Moreover, that which was written probably existed in various independent codes relating to different subjects. Some of these—such as a tariff of offerings, or tables of civil and criminal law, like those contained in the Book of the Covenant—may have been published, or set up at the Temple gates, where they could be read by the worshippers. The greater part of the ‘law,’ however, seems to have been the exclusive, if not esoteric, possession of the priesthood of the Jerusalem Temple. The literary activity of the Renaissance made itself felt within the circle of the priests, leading them to begin to commit to writing their unwritten law as well as the ancient traditions, customs, and ceremonies. Thus was commenced the work which has given us the middle books of the Pentateuch, as well as much of Genesis and Joshua.”[15]

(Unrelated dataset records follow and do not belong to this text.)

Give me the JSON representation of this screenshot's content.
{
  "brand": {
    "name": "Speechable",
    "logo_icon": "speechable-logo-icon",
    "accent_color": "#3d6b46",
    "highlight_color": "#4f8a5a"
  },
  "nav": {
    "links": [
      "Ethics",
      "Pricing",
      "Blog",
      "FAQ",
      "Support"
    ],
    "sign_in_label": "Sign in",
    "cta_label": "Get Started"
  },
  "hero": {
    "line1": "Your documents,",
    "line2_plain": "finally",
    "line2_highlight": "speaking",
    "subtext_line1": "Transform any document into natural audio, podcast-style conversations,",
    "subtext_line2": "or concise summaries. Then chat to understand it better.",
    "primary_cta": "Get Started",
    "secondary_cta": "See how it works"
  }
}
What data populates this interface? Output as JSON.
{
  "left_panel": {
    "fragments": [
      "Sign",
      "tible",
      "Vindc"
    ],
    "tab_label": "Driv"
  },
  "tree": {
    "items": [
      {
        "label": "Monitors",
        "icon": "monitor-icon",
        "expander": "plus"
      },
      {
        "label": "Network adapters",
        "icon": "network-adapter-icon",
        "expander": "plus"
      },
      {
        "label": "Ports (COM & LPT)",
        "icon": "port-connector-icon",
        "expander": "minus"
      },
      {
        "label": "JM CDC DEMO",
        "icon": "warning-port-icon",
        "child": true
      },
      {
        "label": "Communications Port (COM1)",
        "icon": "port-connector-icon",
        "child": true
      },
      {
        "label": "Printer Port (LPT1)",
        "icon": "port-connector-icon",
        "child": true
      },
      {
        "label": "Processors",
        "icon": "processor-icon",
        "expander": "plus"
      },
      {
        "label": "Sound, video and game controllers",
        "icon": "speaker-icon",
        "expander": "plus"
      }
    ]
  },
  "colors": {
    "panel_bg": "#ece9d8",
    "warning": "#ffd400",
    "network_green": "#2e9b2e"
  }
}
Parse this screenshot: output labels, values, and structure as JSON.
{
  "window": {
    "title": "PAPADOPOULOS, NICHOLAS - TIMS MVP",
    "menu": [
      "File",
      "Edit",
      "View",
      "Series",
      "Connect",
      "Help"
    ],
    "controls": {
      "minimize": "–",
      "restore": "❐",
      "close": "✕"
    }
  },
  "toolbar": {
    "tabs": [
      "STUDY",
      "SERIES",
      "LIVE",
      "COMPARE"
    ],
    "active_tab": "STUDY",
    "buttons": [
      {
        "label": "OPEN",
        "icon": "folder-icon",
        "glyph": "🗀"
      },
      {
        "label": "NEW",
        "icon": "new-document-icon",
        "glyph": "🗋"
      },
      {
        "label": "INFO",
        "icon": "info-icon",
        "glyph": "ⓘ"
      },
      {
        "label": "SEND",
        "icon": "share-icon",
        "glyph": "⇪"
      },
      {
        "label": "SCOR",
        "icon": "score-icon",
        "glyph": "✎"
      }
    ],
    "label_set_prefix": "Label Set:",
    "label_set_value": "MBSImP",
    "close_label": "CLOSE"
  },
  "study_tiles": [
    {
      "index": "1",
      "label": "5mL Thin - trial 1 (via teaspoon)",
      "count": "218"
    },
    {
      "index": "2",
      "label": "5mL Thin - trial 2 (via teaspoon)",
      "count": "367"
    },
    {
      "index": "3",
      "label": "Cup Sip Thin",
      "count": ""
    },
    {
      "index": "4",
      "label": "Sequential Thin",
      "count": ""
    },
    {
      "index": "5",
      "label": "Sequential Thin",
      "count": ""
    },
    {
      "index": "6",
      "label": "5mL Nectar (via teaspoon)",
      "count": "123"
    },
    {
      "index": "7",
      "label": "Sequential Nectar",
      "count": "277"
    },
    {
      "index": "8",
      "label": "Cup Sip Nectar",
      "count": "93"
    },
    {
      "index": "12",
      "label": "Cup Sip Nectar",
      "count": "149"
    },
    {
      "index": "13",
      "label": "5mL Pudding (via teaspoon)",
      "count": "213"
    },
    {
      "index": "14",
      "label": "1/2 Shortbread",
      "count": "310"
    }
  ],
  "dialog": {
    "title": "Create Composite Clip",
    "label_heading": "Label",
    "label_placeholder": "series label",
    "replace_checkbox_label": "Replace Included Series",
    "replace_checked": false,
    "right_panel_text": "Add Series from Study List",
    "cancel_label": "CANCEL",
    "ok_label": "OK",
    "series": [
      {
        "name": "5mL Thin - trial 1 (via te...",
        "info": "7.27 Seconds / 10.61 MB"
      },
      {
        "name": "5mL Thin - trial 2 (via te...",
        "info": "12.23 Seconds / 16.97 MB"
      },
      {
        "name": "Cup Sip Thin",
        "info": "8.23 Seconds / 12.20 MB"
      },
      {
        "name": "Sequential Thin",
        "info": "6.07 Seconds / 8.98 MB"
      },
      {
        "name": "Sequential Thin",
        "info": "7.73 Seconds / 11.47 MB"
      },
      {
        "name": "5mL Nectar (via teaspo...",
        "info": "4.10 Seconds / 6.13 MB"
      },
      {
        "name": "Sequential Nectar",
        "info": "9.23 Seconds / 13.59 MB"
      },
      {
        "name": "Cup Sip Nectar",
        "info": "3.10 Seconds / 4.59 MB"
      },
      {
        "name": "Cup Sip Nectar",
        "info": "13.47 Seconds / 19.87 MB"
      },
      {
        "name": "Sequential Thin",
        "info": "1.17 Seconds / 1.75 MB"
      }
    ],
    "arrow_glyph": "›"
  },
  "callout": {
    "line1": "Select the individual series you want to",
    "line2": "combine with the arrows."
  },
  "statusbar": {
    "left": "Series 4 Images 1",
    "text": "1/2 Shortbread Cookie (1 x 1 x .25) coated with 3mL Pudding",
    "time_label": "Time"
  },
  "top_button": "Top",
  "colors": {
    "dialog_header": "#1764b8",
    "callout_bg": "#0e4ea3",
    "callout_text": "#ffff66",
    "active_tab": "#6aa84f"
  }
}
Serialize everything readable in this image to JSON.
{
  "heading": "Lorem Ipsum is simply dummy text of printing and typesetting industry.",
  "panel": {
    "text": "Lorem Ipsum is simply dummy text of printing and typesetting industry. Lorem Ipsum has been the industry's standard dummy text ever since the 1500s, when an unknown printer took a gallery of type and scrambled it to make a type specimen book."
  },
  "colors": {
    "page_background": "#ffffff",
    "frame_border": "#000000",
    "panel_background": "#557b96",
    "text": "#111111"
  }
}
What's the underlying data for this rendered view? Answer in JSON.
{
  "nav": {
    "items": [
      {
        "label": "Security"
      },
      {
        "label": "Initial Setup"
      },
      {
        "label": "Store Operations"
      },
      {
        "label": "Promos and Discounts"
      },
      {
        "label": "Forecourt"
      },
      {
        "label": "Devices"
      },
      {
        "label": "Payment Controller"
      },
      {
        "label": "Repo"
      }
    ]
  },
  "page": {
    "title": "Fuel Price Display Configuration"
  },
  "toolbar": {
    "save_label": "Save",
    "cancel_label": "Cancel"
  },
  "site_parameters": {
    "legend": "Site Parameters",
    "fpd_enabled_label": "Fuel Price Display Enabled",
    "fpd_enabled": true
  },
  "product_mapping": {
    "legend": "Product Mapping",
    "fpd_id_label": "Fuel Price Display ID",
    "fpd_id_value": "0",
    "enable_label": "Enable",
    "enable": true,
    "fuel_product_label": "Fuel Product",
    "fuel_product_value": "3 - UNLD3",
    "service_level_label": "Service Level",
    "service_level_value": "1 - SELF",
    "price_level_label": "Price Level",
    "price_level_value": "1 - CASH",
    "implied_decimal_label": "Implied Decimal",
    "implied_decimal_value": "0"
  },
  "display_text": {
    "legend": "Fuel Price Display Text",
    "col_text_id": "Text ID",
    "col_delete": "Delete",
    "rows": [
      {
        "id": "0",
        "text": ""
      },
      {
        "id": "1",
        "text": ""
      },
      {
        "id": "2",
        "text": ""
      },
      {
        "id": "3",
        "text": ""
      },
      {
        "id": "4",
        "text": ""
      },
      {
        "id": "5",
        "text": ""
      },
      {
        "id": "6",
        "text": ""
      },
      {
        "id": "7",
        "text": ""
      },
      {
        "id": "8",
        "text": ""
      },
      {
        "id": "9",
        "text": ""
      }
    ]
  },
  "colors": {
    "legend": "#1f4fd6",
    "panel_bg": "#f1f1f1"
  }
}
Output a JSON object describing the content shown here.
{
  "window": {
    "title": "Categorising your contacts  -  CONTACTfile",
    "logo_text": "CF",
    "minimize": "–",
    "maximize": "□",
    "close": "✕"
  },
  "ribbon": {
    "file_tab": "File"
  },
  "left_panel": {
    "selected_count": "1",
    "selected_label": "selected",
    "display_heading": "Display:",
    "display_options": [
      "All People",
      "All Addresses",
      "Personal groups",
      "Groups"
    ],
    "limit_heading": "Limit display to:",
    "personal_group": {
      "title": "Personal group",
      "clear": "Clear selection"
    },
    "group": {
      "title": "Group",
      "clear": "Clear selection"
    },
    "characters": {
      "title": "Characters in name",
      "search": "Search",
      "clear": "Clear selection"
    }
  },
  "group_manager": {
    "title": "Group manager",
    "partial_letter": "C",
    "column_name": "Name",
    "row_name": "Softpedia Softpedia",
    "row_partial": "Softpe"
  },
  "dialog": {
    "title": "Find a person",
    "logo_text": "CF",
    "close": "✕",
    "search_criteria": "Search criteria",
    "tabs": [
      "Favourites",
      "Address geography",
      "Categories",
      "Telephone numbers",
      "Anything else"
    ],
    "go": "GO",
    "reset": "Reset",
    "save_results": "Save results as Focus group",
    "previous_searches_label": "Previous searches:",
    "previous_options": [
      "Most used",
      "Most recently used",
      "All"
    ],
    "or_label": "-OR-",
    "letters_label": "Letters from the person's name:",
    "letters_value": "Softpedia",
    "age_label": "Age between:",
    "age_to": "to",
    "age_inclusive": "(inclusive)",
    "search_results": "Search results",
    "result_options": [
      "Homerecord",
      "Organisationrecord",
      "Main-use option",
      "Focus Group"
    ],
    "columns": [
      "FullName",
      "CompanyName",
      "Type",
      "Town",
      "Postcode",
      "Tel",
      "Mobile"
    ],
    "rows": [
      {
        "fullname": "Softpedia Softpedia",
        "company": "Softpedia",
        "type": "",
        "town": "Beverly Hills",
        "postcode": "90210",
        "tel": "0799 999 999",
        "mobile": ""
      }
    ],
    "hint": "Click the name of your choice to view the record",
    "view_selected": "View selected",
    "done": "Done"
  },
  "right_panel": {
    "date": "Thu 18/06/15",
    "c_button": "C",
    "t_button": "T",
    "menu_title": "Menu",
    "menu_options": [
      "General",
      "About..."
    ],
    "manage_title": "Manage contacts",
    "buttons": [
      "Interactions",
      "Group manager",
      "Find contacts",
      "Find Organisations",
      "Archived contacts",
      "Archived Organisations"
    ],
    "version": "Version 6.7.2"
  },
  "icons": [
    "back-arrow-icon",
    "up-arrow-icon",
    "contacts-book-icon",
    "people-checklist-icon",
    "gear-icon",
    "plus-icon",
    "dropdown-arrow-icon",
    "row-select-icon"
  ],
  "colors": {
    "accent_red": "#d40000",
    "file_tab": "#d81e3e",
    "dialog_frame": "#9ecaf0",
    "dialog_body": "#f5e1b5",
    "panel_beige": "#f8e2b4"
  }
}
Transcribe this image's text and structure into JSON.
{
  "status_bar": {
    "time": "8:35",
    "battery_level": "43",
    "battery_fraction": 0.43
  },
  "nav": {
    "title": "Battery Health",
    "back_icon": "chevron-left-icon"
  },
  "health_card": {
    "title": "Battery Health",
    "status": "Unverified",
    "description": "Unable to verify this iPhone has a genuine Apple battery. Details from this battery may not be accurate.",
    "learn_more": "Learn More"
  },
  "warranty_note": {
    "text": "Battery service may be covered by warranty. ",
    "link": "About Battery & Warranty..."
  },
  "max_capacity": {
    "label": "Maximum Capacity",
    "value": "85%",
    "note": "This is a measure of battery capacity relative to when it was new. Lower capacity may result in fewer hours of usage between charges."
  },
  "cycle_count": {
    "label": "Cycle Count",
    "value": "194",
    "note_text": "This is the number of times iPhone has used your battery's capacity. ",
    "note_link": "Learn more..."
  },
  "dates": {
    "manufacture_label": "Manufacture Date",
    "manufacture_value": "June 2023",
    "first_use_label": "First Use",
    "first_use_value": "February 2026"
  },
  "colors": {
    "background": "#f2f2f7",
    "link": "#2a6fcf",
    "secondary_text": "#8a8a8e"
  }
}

It appears, therefore, as if the Hebrew literature of the time (the reign of Hezekiah, covering the period referred to, lasting from 728 to 699 B.C.) consisted substantially of the “law,” that is of the authoritative teachings of the “church,” and was almost exclusively in the hands of the priests. They exercised a control, which amounted practically to an ownership, over the sacred, that is the official, records of the “law,” and it appears as if the attested copies or transcripts could be made only with their permission and under their supervision. It is probable, therefore, that the copyists were attached to the Temple, and that such moneys as were received from the sale of their transcripts belonged to the treasury of the Temple,—but the manner of such sales can only be guessed at, as the records give us no information. If, however, this understanding of the practice should prove to be correct, we should have an example, if not of literary property, at least of a species of “copyright” control.
The severe Jewish law, directing the penalty of death to be inflicted upon prophets speaking “false words,” or uttering as inspirations of their own, words which had originated with others, has been quoted as an early example of regulation of plagiarism, but it appears evident, says Rénouard,[16] that the crime here to be punished was not plagiarism but sacrilege, “Vates mendax qui vaticinatur et quæ non audivit, et quæ ipsi non sunt dicta, ab hominibus est occidendus.”[17] The utterance of the prophet Jeremiah (c. xxiii. v. 30) evidently refers to the same regulation.